Again he was seen. Lan could not help but grin, though the torrent of emotion Jabez’ comment beckoned was far more complex–and far more painful–than simple vindication.
“As if the great Lan al’Ver would stoop to such pettiness.”
Jabez met his gaze impassively, lenses glinting as they rubbed with a cloth at a smudge on the table where they sat. They rose, walked back to the kettle, and poured a cup of tea, setting it in front of Lan.
“When we found ourselves back on earth,” they continued, “Khepri and Utari found a grim humor in the name. Every century or so, one of us brings home a stray or two, and for a time our cursed tribe becomes an orphanage. Those two will then let their little ironic title slip out in front of the children, and of course the kids don’t let it go.” They chuckled again. “I suspect I will never escape it.”
“You say, ‘when you found yourselves back on earth’,” Lan prodded, confusion rolling unnaturally over his thoughts. Jabez fell abruptly still. Then, after a moment:
“You mean to say you do not know? You do not know of the Heaven’s Fondest Smile?”
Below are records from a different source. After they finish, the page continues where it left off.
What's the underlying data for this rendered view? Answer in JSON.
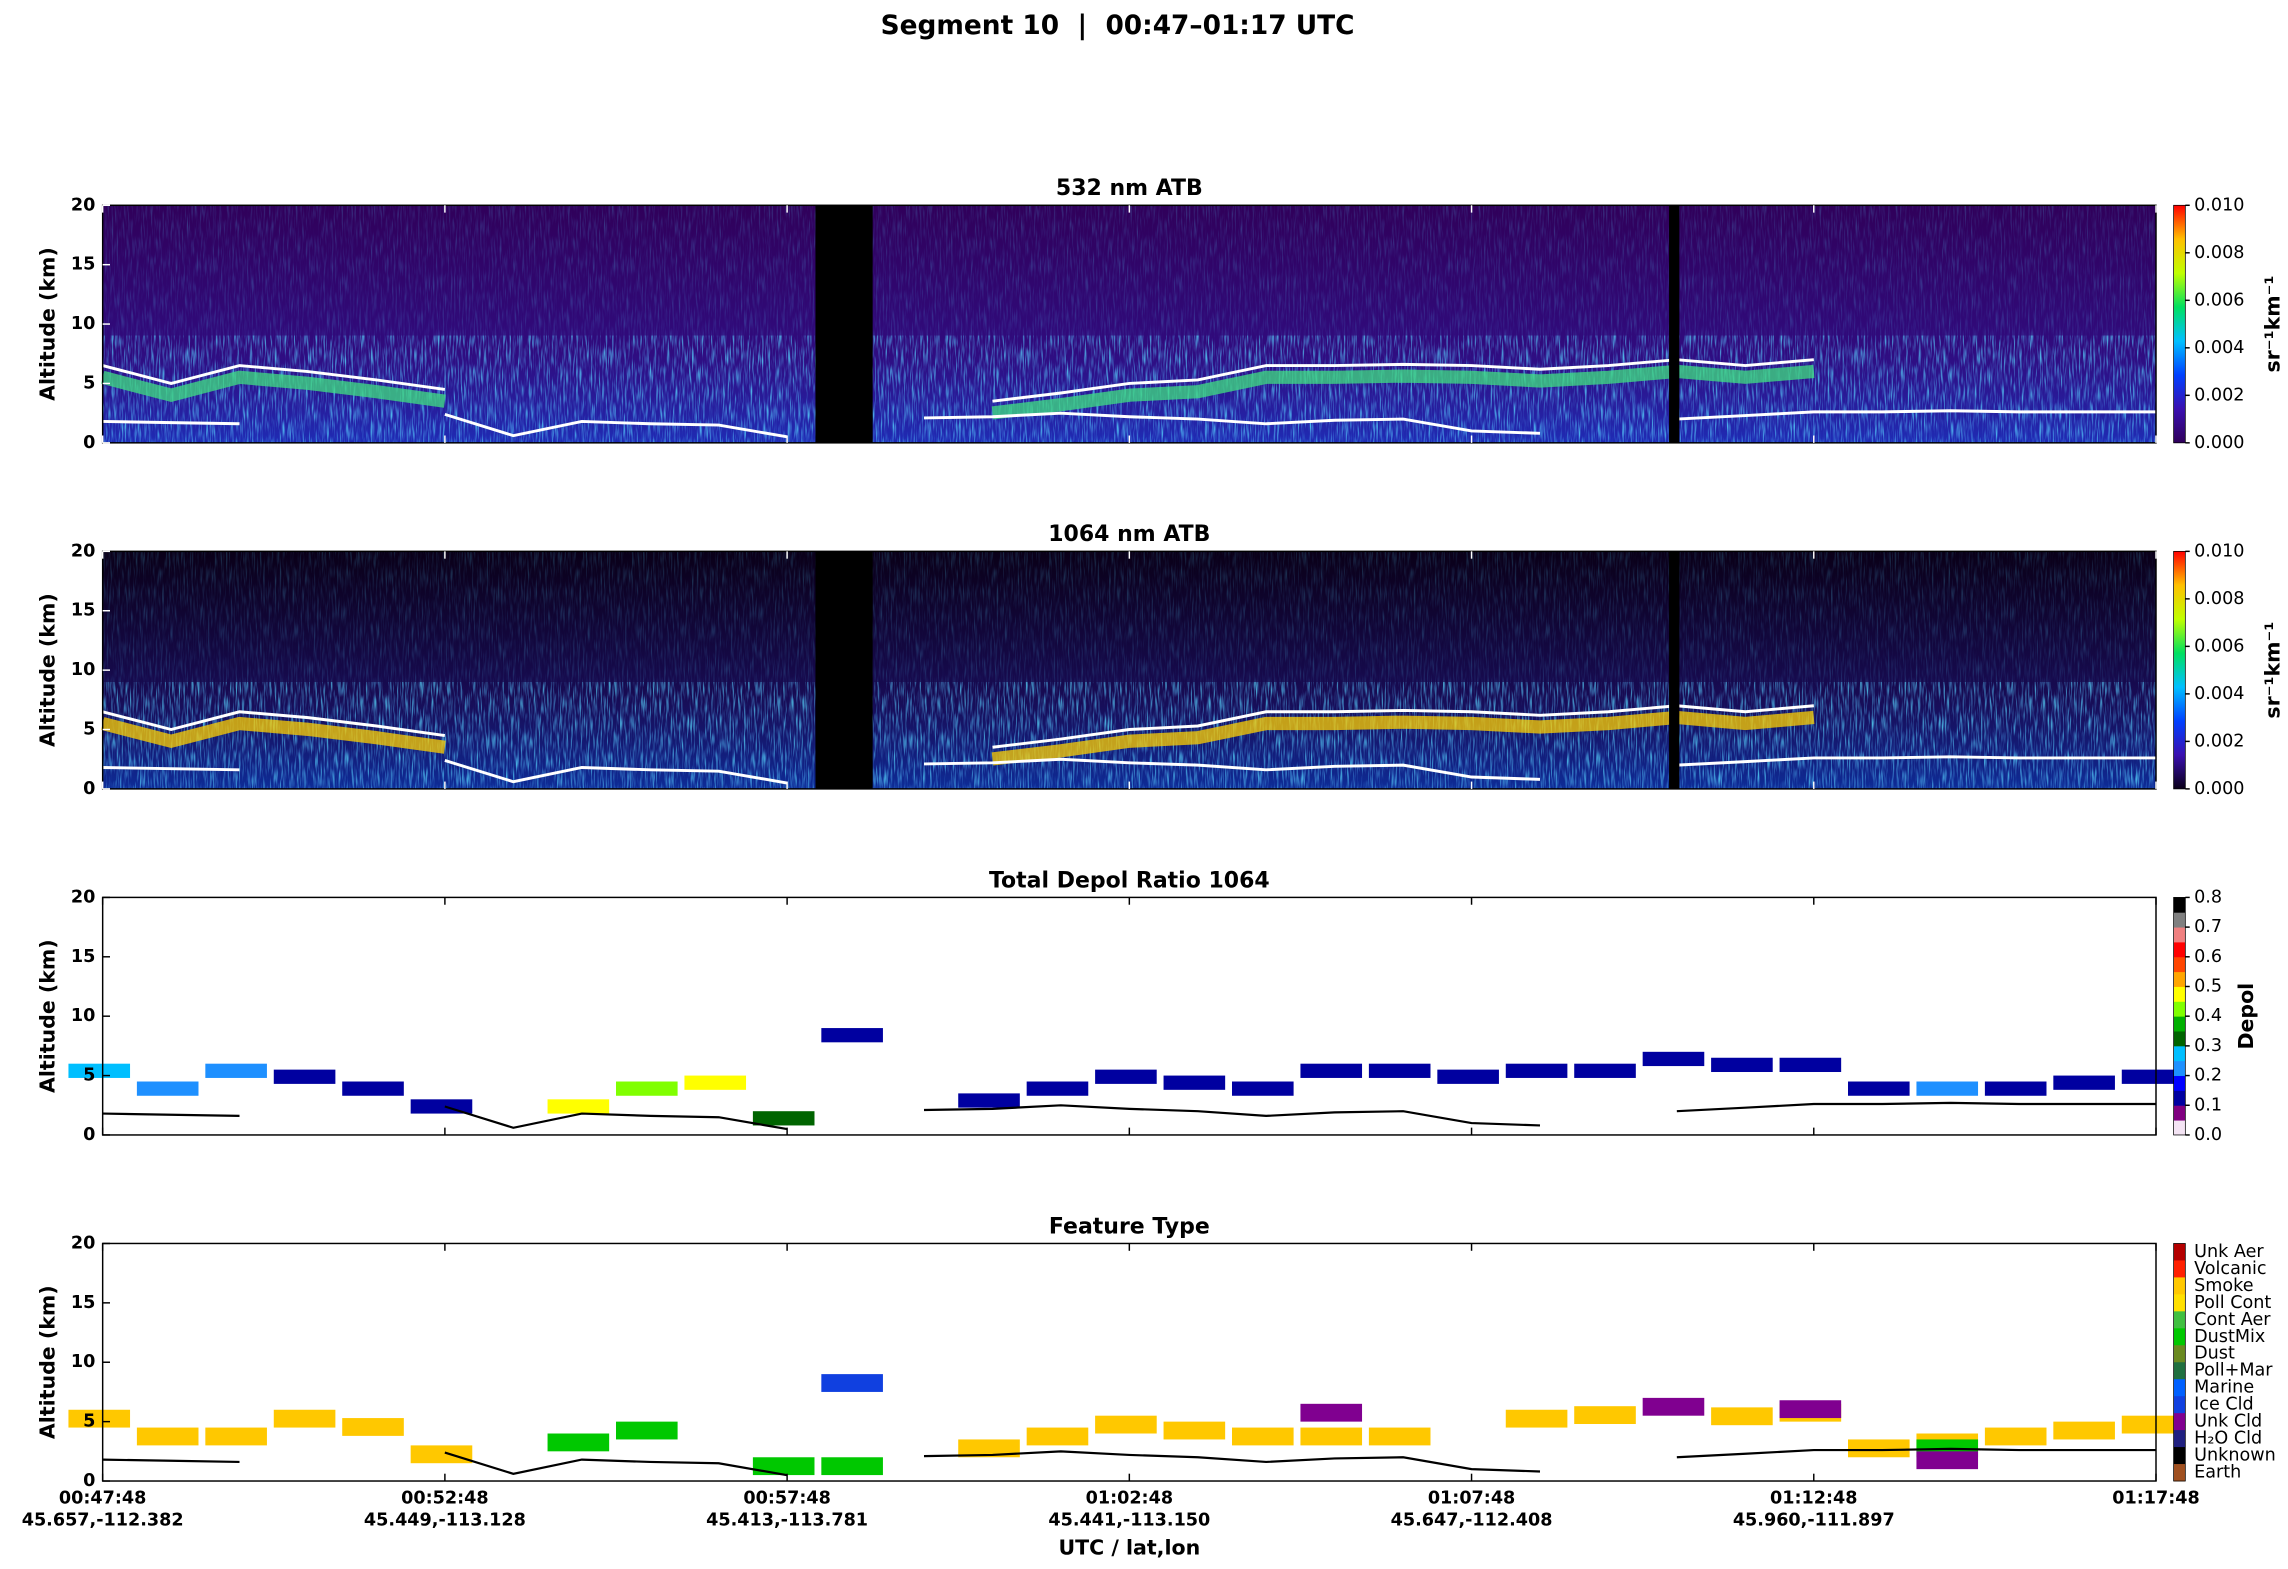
{
  "title": "Segment 10  |  00:47–01:17 UTC",
  "chart_data": [
    {
      "type": "heatmap",
      "title": "532 nm ATB",
      "y_label": "Altitude (km)",
      "ylim": [
        0,
        20
      ],
      "yticks": [
        0,
        5,
        10,
        15,
        20
      ],
      "xlim": [
        "00:47:48",
        "01:17:48"
      ],
      "x": [
        "00:47:48",
        "00:48:48",
        "00:49:48",
        "00:50:48",
        "00:51:48",
        "00:52:48",
        "00:53:48",
        "00:54:48",
        "00:55:48",
        "00:56:48",
        "00:57:48",
        "00:58:48",
        "00:59:48",
        "01:00:48",
        "01:01:48",
        "01:02:48",
        "01:03:48",
        "01:04:48",
        "01:05:48",
        "01:06:48",
        "01:07:48",
        "01:08:48",
        "01:09:48",
        "01:10:48",
        "01:11:48",
        "01:12:48",
        "01:13:48",
        "01:14:48",
        "01:15:48",
        "01:16:48",
        "01:17:48"
      ],
      "surface": [
        1.8,
        1.7,
        1.6,
        null,
        null,
        2.4,
        0.6,
        1.8,
        1.6,
        1.5,
        0.5,
        null,
        2.1,
        2.2,
        2.5,
        2.2,
        2.0,
        1.6,
        1.9,
        2.0,
        1.0,
        0.8,
        null,
        2.0,
        2.3,
        2.6,
        2.6,
        2.7,
        2.6,
        2.6,
        2.6
      ],
      "layer_top": [
        6.5,
        5.0,
        6.5,
        6.0,
        5.3,
        4.5,
        null,
        null,
        null,
        null,
        null,
        null,
        null,
        3.5,
        4.2,
        5.0,
        5.3,
        6.5,
        6.5,
        6.6,
        6.5,
        6.2,
        6.5,
        7.0,
        6.5,
        7.0,
        null,
        null,
        null,
        null,
        null
      ],
      "layer_color": "#40e080",
      "line_color": "#ffffff",
      "colorbar_label": "sr⁻¹km⁻¹",
      "colorbar_lim": [
        0,
        0.01
      ],
      "colorbar_ticks": [
        {
          "value": 0,
          "label": "0.000"
        },
        {
          "value": 0.002,
          "label": "0.002"
        },
        {
          "value": 0.004,
          "label": "0.004"
        },
        {
          "value": 0.006,
          "label": "0.006"
        },
        {
          "value": 0.008,
          "label": "0.008"
        },
        {
          "value": 0.01,
          "label": "0.010"
        }
      ],
      "colormap": [
        "#30005a",
        "#3a10b0",
        "#0040ff",
        "#00c0ff",
        "#00e060",
        "#c0ff00",
        "#ffc000",
        "#ff0000"
      ]
    },
    {
      "type": "heatmap",
      "title": "1064 nm ATB",
      "y_label": "Altitude (km)",
      "ylim": [
        0,
        20
      ],
      "yticks": [
        0,
        5,
        10,
        15,
        20
      ],
      "xlim": [
        "00:47:48",
        "01:17:48"
      ],
      "x": [
        "00:47:48",
        "00:48:48",
        "00:49:48",
        "00:50:48",
        "00:51:48",
        "00:52:48",
        "00:53:48",
        "00:54:48",
        "00:55:48",
        "00:56:48",
        "00:57:48",
        "00:58:48",
        "00:59:48",
        "01:00:48",
        "01:01:48",
        "01:02:48",
        "01:03:48",
        "01:04:48",
        "01:05:48",
        "01:06:48",
        "01:07:48",
        "01:08:48",
        "01:09:48",
        "01:10:48",
        "01:11:48",
        "01:12:48",
        "01:13:48",
        "01:14:48",
        "01:15:48",
        "01:16:48",
        "01:17:48"
      ],
      "surface": [
        1.8,
        1.7,
        1.6,
        null,
        null,
        2.4,
        0.6,
        1.8,
        1.6,
        1.5,
        0.5,
        null,
        2.1,
        2.2,
        2.5,
        2.2,
        2.0,
        1.6,
        1.9,
        2.0,
        1.0,
        0.8,
        null,
        2.0,
        2.3,
        2.6,
        2.6,
        2.7,
        2.6,
        2.6,
        2.6
      ],
      "layer_top": [
        6.5,
        5.0,
        6.5,
        6.0,
        5.3,
        4.5,
        null,
        null,
        null,
        null,
        null,
        null,
        null,
        3.5,
        4.2,
        5.0,
        5.3,
        6.5,
        6.5,
        6.6,
        6.5,
        6.2,
        6.5,
        7.0,
        6.5,
        7.0,
        null,
        null,
        null,
        null,
        null
      ],
      "layer_color": "#ffd000",
      "line_color": "#ffffff",
      "colorbar_label": "sr⁻¹km⁻¹",
      "colorbar_lim": [
        0,
        0.01
      ],
      "colorbar_ticks": [
        {
          "value": 0,
          "label": "0.000"
        },
        {
          "value": 0.002,
          "label": "0.002"
        },
        {
          "value": 0.004,
          "label": "0.004"
        },
        {
          "value": 0.006,
          "label": "0.006"
        },
        {
          "value": 0.008,
          "label": "0.008"
        },
        {
          "value": 0.01,
          "label": "0.010"
        }
      ],
      "colormap": [
        "#0a0018",
        "#3a10b0",
        "#0040ff",
        "#00c0ff",
        "#00e060",
        "#c0ff00",
        "#ffc000",
        "#ff0000"
      ]
    },
    {
      "type": "segments",
      "title": "Total Depol Ratio 1064",
      "y_label": "Altitude (km)",
      "ylim": [
        0,
        20
      ],
      "yticks": [
        0,
        5,
        10,
        15,
        20
      ],
      "xlim": [
        "00:47:48",
        "01:17:48"
      ],
      "x": [
        "00:47:48",
        "00:48:48",
        "00:49:48",
        "00:50:48",
        "00:51:48",
        "00:52:48",
        "00:53:48",
        "00:54:48",
        "00:55:48",
        "00:56:48",
        "00:57:48",
        "00:58:48",
        "00:59:48",
        "01:00:48",
        "01:01:48",
        "01:02:48",
        "01:03:48",
        "01:04:48",
        "01:05:48",
        "01:06:48",
        "01:07:48",
        "01:08:48",
        "01:09:48",
        "01:10:48",
        "01:11:48",
        "01:12:48",
        "01:13:48",
        "01:14:48",
        "01:15:48",
        "01:16:48",
        "01:17:48"
      ],
      "surface": [
        1.8,
        1.7,
        1.6,
        null,
        null,
        2.4,
        0.6,
        1.8,
        1.6,
        1.5,
        0.5,
        null,
        2.1,
        2.2,
        2.5,
        2.2,
        2.0,
        1.6,
        1.9,
        2.0,
        1.0,
        0.8,
        null,
        2.0,
        2.3,
        2.6,
        2.6,
        2.7,
        2.6,
        2.6,
        2.6
      ],
      "line_color": "#000000",
      "layer_altitude": [
        6.0,
        4.5,
        6.0,
        5.5,
        4.5,
        3.0,
        null,
        3.0,
        4.5,
        5.0,
        2.0,
        9.0,
        null,
        3.5,
        4.5,
        5.5,
        5.0,
        4.5,
        6.0,
        6.0,
        5.5,
        6.0,
        6.0,
        7.0,
        6.5,
        6.5,
        4.5,
        4.5,
        4.5,
        5.0,
        5.5
      ],
      "layer_depol": [
        0.25,
        0.2,
        0.2,
        0.1,
        0.1,
        0.15,
        null,
        0.45,
        0.4,
        0.45,
        0.35,
        0.15,
        null,
        0.1,
        0.1,
        0.1,
        0.1,
        0.1,
        0.1,
        0.1,
        0.1,
        0.1,
        0.1,
        0.1,
        0.1,
        0.1,
        0.15,
        0.2,
        0.15,
        0.15,
        0.15
      ],
      "colorbar_label": "Depol",
      "colorbar_lim": [
        0,
        0.8
      ],
      "colorbar_ticks": [
        {
          "value": 0,
          "label": "0.0"
        },
        {
          "value": 0.1,
          "label": "0.1"
        },
        {
          "value": 0.2,
          "label": "0.2"
        },
        {
          "value": 0.3,
          "label": "0.3"
        },
        {
          "value": 0.4,
          "label": "0.4"
        },
        {
          "value": 0.5,
          "label": "0.5"
        },
        {
          "value": 0.6,
          "label": "0.6"
        },
        {
          "value": 0.7,
          "label": "0.7"
        },
        {
          "value": 0.8,
          "label": "0.8"
        }
      ],
      "colormap": [
        "#f4e4f4",
        "#800080",
        "#0000a0",
        "#0000ff",
        "#1e90ff",
        "#00bfff",
        "#006400",
        "#00b000",
        "#80ff00",
        "#ffff00",
        "#ffa500",
        "#ff4500",
        "#ff0000",
        "#f08080",
        "#808080",
        "#000000"
      ]
    },
    {
      "type": "category",
      "title": "Feature Type",
      "y_label": "Altitude (km)",
      "ylim": [
        0,
        20
      ],
      "yticks": [
        0,
        5,
        10,
        15,
        20
      ],
      "xlim": [
        "00:47:48",
        "01:17:48"
      ],
      "x": [
        "00:47:48",
        "00:48:48",
        "00:49:48",
        "00:50:48",
        "00:51:48",
        "00:52:48",
        "00:53:48",
        "00:54:48",
        "00:55:48",
        "00:56:48",
        "00:57:48",
        "00:58:48",
        "00:59:48",
        "01:00:48",
        "01:01:48",
        "01:02:48",
        "01:03:48",
        "01:04:48",
        "01:05:48",
        "01:06:48",
        "01:07:48",
        "01:08:48",
        "01:09:48",
        "01:10:48",
        "01:11:48",
        "01:12:48",
        "01:13:48",
        "01:14:48",
        "01:15:48",
        "01:16:48",
        "01:17:48"
      ],
      "surface": [
        1.8,
        1.7,
        1.6,
        null,
        null,
        2.4,
        0.6,
        1.8,
        1.6,
        1.5,
        0.5,
        null,
        2.1,
        2.2,
        2.5,
        2.2,
        2.0,
        1.6,
        1.9,
        2.0,
        1.0,
        0.8,
        null,
        2.0,
        2.3,
        2.6,
        2.6,
        2.7,
        2.6,
        2.6,
        2.6
      ],
      "line_color": "#000000",
      "series": [
        {
          "name": "Unk Aer",
          "color": "#b40000",
          "values": [
            null,
            null,
            null,
            null,
            null,
            null,
            null,
            null,
            null,
            null,
            null,
            null,
            null,
            null,
            null,
            null,
            null,
            null,
            null,
            null,
            null,
            null,
            null,
            null,
            null,
            null,
            null,
            null,
            null,
            null,
            null
          ]
        },
        {
          "name": "Volcanic",
          "color": "#ff2000",
          "values": [
            null,
            null,
            null,
            null,
            null,
            null,
            null,
            null,
            null,
            null,
            null,
            null,
            null,
            null,
            null,
            null,
            null,
            null,
            null,
            null,
            null,
            null,
            null,
            null,
            null,
            null,
            null,
            null,
            null,
            null,
            null
          ]
        },
        {
          "name": "Smoke",
          "color": "#ffc800",
          "values": [
            6.0,
            4.5,
            4.5,
            6.0,
            5.3,
            3.0,
            null,
            null,
            null,
            null,
            null,
            null,
            null,
            3.5,
            4.5,
            5.5,
            5.0,
            4.5,
            4.5,
            4.5,
            null,
            6.0,
            6.3,
            null,
            6.2,
            6.5,
            3.5,
            4.0,
            4.5,
            5.0,
            5.5
          ]
        },
        {
          "name": "Poll Cont",
          "color": "#ffe000",
          "values": [
            null,
            null,
            null,
            null,
            null,
            null,
            null,
            null,
            null,
            null,
            null,
            null,
            null,
            null,
            null,
            null,
            null,
            null,
            null,
            null,
            null,
            null,
            null,
            null,
            null,
            null,
            null,
            null,
            null,
            null,
            null
          ]
        },
        {
          "name": "Cont Aer",
          "color": "#40c040",
          "values": [
            null,
            null,
            null,
            null,
            null,
            null,
            null,
            null,
            null,
            null,
            null,
            null,
            null,
            null,
            null,
            null,
            null,
            null,
            null,
            null,
            null,
            null,
            null,
            null,
            null,
            null,
            null,
            null,
            null,
            null,
            null
          ]
        },
        {
          "name": "DustMix",
          "color": "#00c800",
          "values": [
            null,
            null,
            null,
            null,
            null,
            null,
            null,
            4.0,
            5.0,
            null,
            2.0,
            2.0,
            null,
            null,
            null,
            null,
            null,
            null,
            null,
            null,
            null,
            null,
            null,
            null,
            null,
            null,
            null,
            3.5,
            null,
            null,
            null
          ]
        },
        {
          "name": "Dust",
          "color": "#6a8a20",
          "values": [
            null,
            null,
            null,
            null,
            null,
            null,
            null,
            null,
            null,
            null,
            null,
            null,
            null,
            null,
            null,
            null,
            null,
            null,
            null,
            null,
            null,
            null,
            null,
            null,
            null,
            null,
            null,
            null,
            null,
            null,
            null
          ]
        },
        {
          "name": "Poll+Mar",
          "color": "#207040",
          "values": [
            null,
            null,
            null,
            null,
            null,
            null,
            null,
            null,
            null,
            null,
            null,
            null,
            null,
            null,
            null,
            null,
            null,
            null,
            null,
            null,
            null,
            null,
            null,
            null,
            null,
            null,
            null,
            null,
            null,
            null,
            null
          ]
        },
        {
          "name": "Marine",
          "color": "#0060ff",
          "values": [
            null,
            null,
            null,
            null,
            null,
            null,
            null,
            null,
            null,
            null,
            null,
            null,
            null,
            null,
            null,
            null,
            null,
            null,
            null,
            null,
            null,
            null,
            null,
            null,
            null,
            null,
            null,
            null,
            null,
            null,
            null
          ]
        },
        {
          "name": "Ice Cld",
          "color": "#1040e0",
          "values": [
            null,
            null,
            null,
            null,
            null,
            null,
            null,
            null,
            null,
            null,
            null,
            9.0,
            null,
            null,
            null,
            null,
            null,
            null,
            null,
            null,
            null,
            null,
            null,
            null,
            null,
            null,
            null,
            null,
            null,
            null,
            null
          ]
        },
        {
          "name": "Unk Cld",
          "color": "#800090",
          "values": [
            null,
            null,
            null,
            null,
            null,
            null,
            null,
            null,
            null,
            null,
            null,
            null,
            null,
            null,
            null,
            null,
            null,
            null,
            6.5,
            null,
            null,
            null,
            null,
            7.0,
            null,
            6.8,
            null,
            2.5,
            null,
            null,
            null
          ]
        },
        {
          "name": "H₂O Cld",
          "color": "#202080",
          "values": [
            null,
            null,
            null,
            null,
            null,
            null,
            null,
            null,
            null,
            null,
            null,
            null,
            null,
            null,
            null,
            null,
            null,
            null,
            null,
            null,
            null,
            null,
            null,
            null,
            null,
            null,
            null,
            null,
            null,
            null,
            null
          ]
        },
        {
          "name": "Unknown",
          "color": "#000000",
          "values": [
            null,
            null,
            null,
            null,
            null,
            null,
            null,
            null,
            null,
            null,
            null,
            null,
            null,
            null,
            null,
            null,
            null,
            null,
            null,
            null,
            null,
            null,
            null,
            null,
            null,
            null,
            null,
            null,
            null,
            null,
            null
          ]
        },
        {
          "name": "Earth",
          "color": "#a05020",
          "values": [
            null,
            null,
            null,
            null,
            null,
            null,
            null,
            null,
            null,
            null,
            null,
            null,
            null,
            null,
            null,
            null,
            null,
            null,
            null,
            null,
            null,
            null,
            null,
            null,
            null,
            null,
            null,
            null,
            null,
            null,
            null
          ]
        }
      ],
      "xticks": [
        "00:47:48",
        "00:52:48",
        "00:57:48",
        "01:02:48",
        "01:07:48",
        "01:12:48",
        "01:17:48"
      ],
      "xtick_sublabels": [
        "45.657,-112.382",
        "45.449,-113.128",
        "45.413,-113.781",
        "45.441,-113.150",
        "45.647,-112.408",
        "45.960,-111.897",
        null
      ],
      "x_label": "UTC / lat,lon"
    }
  ]
}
“I…do not,” Lan admitted, an eerie guilt beginning to bleed through him.
“Naples has found himself within the Gyre, then.” Lan shook his head, taking the cup Jabez had placed before him. He did not drink.
“Not Naples,” he said. “There is a girl in the Crossroads. Romesse has appeared to her. And to me.”
“Romesse?” Jabez asked, leaning toward Lan, worry now plain in their voice. “But not the Smile?”
Lan tilted the cub, considering the way the ripples caught against its sides. He felt as if he stood on a precipice, a jetty thrust amid mists concealing something grim indeed.
“Who is this Smile?” he asked. Jabez’ reflective visage gazed into him a moment before the reply came:
“Are you ready to learn what your gift has wrought?”